Why? Well because it’s gay. And how does the common gamer determine that this game is gay? Well, it’s simple, you see. These characters are muscled and wearing nothing but their thongs. If they’re burly and in thongs, they must be gay, which makes this game gay. Oh, and did I mention this game uses rainbows? That alone makes it gay, right?
Yes, if you read the above paragraph and sighed, then you share my feelings exactly. People once again heaping labels atop a game that’s just… well… incredibly random. Like, impossibly random. For Pete’s sake people, there’s a muscle-bound polar bear up there in that row of men/the single woman! A polar bear! Polar bears don’t work out in gyms! (Unless I’m completely missing something when I’m going to the gym. It’s possible.) And that man has a bird in his afro! And… and… things!
It’s certainly very much embedded in the Japanese culture, as all this game is about is 8 burly characters chase after another person through multiple levels for whatever reason Namco-Bandai chose at the time. As the chase is conducted, the target smashes through walls, leaving holes that are perfectly shaped for body builders! Each character must do a specific flex to get through the wall, otherwise they collide into it and are cast out from the game. As the chase continues, it gets faster and faster, forcing the player to move quickly to get into position for the next flex. If this doesn’t sound completely off the wall, then I don’t know what does. Will the E-10 content rating last? I hope so, as this game perfectly falls into the E-10 category of lighthearted cartoon randomness that barely passes as making sense.

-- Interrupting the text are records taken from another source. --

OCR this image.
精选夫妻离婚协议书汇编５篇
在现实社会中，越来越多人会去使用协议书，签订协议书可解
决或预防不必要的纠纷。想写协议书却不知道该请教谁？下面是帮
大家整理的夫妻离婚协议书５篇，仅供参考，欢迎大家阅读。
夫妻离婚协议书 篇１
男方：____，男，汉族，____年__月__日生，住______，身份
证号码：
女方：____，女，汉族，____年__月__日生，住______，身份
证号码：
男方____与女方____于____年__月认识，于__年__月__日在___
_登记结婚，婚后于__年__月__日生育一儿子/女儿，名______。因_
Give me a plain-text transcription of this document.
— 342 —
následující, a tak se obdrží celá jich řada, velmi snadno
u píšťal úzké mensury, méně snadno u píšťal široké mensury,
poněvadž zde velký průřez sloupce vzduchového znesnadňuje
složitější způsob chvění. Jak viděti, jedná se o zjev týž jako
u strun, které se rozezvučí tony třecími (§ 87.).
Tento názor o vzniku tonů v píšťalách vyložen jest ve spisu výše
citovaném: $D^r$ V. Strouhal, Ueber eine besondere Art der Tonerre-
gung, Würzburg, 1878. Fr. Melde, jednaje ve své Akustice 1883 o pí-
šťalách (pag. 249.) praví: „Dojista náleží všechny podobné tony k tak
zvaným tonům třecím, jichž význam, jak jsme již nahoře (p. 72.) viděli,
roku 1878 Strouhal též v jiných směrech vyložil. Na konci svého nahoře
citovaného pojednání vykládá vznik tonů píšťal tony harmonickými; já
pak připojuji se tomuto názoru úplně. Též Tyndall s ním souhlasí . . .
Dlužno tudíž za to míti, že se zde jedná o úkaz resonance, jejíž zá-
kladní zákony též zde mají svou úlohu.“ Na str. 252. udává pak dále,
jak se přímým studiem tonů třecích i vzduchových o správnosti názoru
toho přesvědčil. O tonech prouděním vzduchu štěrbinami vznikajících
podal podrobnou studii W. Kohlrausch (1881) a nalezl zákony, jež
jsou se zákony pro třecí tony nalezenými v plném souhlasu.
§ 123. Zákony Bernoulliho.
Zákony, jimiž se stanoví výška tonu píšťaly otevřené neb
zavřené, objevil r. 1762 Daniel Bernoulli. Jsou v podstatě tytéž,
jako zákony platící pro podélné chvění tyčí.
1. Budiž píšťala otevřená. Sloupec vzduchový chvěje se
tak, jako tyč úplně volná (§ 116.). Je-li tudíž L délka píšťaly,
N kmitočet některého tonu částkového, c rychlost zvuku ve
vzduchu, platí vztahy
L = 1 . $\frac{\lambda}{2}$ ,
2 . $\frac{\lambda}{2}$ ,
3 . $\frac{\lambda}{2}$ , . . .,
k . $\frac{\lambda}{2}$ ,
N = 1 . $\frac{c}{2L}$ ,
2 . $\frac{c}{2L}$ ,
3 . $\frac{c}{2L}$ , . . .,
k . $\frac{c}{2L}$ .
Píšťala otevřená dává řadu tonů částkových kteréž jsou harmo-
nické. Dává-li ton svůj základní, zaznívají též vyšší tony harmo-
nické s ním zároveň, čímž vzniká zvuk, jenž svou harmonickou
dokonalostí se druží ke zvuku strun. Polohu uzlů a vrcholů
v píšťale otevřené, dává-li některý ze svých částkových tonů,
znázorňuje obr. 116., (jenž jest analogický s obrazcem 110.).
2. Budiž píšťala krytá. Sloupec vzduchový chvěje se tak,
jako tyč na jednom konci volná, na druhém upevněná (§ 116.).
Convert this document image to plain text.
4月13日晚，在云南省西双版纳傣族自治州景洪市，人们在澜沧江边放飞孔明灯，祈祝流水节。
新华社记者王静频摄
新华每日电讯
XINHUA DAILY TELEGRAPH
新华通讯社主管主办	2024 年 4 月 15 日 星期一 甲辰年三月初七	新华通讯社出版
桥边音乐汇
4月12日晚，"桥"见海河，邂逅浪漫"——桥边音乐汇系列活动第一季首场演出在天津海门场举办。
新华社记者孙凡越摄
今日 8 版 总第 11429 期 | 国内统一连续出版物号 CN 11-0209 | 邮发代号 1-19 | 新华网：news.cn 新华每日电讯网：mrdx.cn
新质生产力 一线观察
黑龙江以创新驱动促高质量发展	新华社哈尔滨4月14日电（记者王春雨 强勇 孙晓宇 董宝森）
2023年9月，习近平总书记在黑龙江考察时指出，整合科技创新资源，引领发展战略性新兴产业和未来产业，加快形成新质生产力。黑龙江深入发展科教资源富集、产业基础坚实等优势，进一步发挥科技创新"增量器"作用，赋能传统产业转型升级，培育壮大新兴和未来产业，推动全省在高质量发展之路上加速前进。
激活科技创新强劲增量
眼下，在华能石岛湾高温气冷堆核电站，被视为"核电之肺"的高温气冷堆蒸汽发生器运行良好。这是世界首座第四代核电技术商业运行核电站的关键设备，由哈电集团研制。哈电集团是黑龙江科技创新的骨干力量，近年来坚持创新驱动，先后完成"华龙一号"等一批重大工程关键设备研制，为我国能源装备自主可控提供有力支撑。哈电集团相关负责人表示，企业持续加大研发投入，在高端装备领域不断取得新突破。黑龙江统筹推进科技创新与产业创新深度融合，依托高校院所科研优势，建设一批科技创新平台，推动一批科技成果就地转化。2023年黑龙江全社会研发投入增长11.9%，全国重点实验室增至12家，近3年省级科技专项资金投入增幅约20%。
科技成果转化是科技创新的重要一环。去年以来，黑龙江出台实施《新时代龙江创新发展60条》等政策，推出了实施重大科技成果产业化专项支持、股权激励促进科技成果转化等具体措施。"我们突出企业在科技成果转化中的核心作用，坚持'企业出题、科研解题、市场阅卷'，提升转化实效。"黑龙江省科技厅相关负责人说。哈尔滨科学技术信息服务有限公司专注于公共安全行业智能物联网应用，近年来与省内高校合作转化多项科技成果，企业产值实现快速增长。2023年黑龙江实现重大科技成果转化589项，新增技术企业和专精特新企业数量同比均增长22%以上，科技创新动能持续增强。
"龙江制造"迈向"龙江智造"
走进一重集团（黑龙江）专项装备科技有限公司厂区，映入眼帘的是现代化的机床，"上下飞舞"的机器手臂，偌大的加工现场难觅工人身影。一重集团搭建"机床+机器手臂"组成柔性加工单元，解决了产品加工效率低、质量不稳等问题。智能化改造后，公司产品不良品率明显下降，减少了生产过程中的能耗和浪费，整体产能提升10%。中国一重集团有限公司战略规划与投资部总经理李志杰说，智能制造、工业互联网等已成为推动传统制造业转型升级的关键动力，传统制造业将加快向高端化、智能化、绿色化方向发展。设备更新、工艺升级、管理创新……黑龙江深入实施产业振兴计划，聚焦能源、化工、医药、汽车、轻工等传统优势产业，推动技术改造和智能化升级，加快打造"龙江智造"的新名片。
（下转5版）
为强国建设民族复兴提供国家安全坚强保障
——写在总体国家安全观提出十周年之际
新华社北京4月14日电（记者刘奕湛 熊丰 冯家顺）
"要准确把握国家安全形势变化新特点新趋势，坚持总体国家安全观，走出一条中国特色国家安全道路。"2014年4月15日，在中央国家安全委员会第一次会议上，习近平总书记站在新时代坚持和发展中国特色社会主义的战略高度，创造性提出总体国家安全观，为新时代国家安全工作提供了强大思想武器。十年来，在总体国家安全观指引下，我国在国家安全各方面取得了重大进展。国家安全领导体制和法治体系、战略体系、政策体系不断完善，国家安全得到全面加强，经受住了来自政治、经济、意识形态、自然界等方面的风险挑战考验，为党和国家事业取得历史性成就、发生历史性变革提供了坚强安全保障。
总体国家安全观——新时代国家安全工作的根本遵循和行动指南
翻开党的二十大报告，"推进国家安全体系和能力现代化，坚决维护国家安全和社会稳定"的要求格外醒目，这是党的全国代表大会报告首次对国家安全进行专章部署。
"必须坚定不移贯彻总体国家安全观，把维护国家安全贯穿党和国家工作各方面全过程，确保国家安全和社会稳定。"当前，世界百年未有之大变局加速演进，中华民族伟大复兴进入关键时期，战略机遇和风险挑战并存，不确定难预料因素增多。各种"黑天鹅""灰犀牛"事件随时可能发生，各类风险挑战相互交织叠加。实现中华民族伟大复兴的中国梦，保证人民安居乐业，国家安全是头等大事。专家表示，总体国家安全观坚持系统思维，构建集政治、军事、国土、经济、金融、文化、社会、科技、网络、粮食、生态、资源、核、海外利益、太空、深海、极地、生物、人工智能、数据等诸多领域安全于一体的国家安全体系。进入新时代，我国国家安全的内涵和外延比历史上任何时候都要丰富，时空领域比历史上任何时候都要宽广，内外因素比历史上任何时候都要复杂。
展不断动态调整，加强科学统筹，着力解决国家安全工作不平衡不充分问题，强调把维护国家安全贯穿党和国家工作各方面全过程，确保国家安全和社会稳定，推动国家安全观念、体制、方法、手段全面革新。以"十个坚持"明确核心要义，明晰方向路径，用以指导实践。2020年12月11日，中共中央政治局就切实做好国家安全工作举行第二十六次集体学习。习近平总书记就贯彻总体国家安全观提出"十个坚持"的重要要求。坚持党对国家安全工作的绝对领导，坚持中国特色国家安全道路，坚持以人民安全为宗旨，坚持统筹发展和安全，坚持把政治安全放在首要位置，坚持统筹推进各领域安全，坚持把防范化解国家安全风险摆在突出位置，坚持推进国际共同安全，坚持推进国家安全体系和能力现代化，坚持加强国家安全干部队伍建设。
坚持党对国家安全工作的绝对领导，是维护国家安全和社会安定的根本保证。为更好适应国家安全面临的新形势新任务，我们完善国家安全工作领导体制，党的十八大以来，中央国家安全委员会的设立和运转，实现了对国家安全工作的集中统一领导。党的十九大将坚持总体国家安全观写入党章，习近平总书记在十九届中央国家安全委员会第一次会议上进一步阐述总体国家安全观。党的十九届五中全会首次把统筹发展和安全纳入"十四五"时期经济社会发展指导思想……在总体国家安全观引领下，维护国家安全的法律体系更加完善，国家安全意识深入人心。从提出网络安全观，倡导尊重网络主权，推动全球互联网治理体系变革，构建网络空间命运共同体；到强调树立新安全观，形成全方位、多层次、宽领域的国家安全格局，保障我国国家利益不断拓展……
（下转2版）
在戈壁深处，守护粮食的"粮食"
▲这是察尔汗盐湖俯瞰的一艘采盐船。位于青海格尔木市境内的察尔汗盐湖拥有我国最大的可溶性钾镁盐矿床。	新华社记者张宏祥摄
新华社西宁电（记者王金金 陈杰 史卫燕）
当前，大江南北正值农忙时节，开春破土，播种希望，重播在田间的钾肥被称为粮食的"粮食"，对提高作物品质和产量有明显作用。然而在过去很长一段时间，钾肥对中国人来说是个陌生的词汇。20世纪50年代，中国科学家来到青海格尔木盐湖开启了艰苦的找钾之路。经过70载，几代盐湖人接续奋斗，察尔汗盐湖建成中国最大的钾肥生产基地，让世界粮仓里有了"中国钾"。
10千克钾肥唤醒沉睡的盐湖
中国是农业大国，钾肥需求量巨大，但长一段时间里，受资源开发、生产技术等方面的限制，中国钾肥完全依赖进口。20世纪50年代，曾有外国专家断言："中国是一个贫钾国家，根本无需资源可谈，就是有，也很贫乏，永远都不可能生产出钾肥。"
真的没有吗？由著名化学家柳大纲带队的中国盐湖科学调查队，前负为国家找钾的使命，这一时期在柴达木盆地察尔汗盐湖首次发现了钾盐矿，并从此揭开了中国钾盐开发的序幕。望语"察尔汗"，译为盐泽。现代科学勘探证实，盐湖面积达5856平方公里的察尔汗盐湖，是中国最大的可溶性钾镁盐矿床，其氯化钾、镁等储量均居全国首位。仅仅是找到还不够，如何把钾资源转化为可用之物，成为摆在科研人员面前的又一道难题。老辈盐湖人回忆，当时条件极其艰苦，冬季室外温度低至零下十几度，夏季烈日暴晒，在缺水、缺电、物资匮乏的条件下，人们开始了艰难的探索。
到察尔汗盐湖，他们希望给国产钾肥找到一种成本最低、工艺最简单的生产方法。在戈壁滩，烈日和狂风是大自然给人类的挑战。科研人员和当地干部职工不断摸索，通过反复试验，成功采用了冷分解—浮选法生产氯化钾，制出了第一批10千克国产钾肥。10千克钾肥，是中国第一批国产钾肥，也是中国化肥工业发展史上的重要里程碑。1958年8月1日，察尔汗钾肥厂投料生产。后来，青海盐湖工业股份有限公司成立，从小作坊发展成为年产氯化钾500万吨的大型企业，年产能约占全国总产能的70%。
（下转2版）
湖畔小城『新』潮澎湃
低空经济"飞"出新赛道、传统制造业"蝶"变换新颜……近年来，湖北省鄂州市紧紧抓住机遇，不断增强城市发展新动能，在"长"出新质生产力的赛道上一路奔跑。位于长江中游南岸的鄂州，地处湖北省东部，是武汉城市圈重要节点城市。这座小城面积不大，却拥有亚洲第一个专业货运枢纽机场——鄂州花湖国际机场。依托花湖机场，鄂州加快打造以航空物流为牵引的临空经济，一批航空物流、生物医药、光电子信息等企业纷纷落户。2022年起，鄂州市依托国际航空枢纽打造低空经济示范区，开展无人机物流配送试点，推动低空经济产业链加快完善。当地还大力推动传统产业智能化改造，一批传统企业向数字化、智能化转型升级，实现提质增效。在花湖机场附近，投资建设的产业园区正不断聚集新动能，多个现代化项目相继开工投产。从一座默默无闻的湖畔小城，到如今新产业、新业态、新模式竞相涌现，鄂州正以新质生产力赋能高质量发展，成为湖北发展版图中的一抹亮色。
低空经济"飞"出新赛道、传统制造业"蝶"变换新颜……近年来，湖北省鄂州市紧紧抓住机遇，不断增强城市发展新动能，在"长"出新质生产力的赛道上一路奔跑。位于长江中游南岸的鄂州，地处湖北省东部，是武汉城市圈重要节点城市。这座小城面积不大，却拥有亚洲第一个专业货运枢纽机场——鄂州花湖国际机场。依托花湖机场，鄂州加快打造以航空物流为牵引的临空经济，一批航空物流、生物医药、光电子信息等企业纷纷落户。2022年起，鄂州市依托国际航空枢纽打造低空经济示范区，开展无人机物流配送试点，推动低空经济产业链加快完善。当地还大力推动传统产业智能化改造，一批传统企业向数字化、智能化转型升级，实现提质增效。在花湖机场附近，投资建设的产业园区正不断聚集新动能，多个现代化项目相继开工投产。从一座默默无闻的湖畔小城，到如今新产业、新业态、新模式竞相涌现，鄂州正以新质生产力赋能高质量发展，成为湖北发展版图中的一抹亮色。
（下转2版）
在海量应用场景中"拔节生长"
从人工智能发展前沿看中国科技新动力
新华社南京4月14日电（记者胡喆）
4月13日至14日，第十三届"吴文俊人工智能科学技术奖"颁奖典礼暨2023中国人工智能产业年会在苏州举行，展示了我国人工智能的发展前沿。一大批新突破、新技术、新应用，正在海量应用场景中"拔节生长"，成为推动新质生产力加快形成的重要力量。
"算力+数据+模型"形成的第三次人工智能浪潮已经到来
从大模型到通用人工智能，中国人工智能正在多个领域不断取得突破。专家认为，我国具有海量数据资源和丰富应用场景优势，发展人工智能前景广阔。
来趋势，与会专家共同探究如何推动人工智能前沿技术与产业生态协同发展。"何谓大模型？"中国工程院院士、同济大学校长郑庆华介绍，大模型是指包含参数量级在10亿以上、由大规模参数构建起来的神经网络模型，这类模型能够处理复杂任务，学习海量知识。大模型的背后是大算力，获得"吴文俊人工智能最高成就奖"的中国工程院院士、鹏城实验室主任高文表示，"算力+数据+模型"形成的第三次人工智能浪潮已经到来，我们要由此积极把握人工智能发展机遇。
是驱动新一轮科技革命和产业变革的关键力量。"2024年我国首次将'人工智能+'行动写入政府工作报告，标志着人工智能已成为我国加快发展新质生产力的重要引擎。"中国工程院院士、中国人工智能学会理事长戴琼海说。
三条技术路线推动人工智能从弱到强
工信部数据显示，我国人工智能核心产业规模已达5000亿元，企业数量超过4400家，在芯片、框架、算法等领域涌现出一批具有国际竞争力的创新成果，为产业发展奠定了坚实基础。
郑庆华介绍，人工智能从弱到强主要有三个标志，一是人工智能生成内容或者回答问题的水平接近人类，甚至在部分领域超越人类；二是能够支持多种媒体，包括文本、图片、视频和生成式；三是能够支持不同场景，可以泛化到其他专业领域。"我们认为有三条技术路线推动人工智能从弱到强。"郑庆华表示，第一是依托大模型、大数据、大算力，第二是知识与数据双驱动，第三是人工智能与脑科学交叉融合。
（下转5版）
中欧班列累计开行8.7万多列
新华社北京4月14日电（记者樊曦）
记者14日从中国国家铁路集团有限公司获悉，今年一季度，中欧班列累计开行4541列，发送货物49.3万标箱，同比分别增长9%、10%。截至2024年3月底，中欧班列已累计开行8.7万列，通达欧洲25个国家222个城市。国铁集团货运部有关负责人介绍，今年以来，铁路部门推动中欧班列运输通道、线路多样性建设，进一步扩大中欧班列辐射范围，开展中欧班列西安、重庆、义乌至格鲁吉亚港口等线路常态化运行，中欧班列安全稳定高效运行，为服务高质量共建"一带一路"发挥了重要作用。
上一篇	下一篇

It’s cartoon mischief at its finest, yet I’m sure we’ll hear someone complain about homosexual content being aimed at children in the game, just as we’re hearing gamers cry “gay” at the mere sight of it. I’m not exactly sure when the oily bodybuilder type became a symbol of someone being gay but then again I’m also not sure why so many militant straight people don’t find the “football ass smack” as a type of homosexual behavior.
So remember people. It’s bad for your children to be bodybuilders because it’s homosexual, but there’s nothing wrong with a good ass grab at the end of a 40-yard-touchdown pass. Hoo-rah.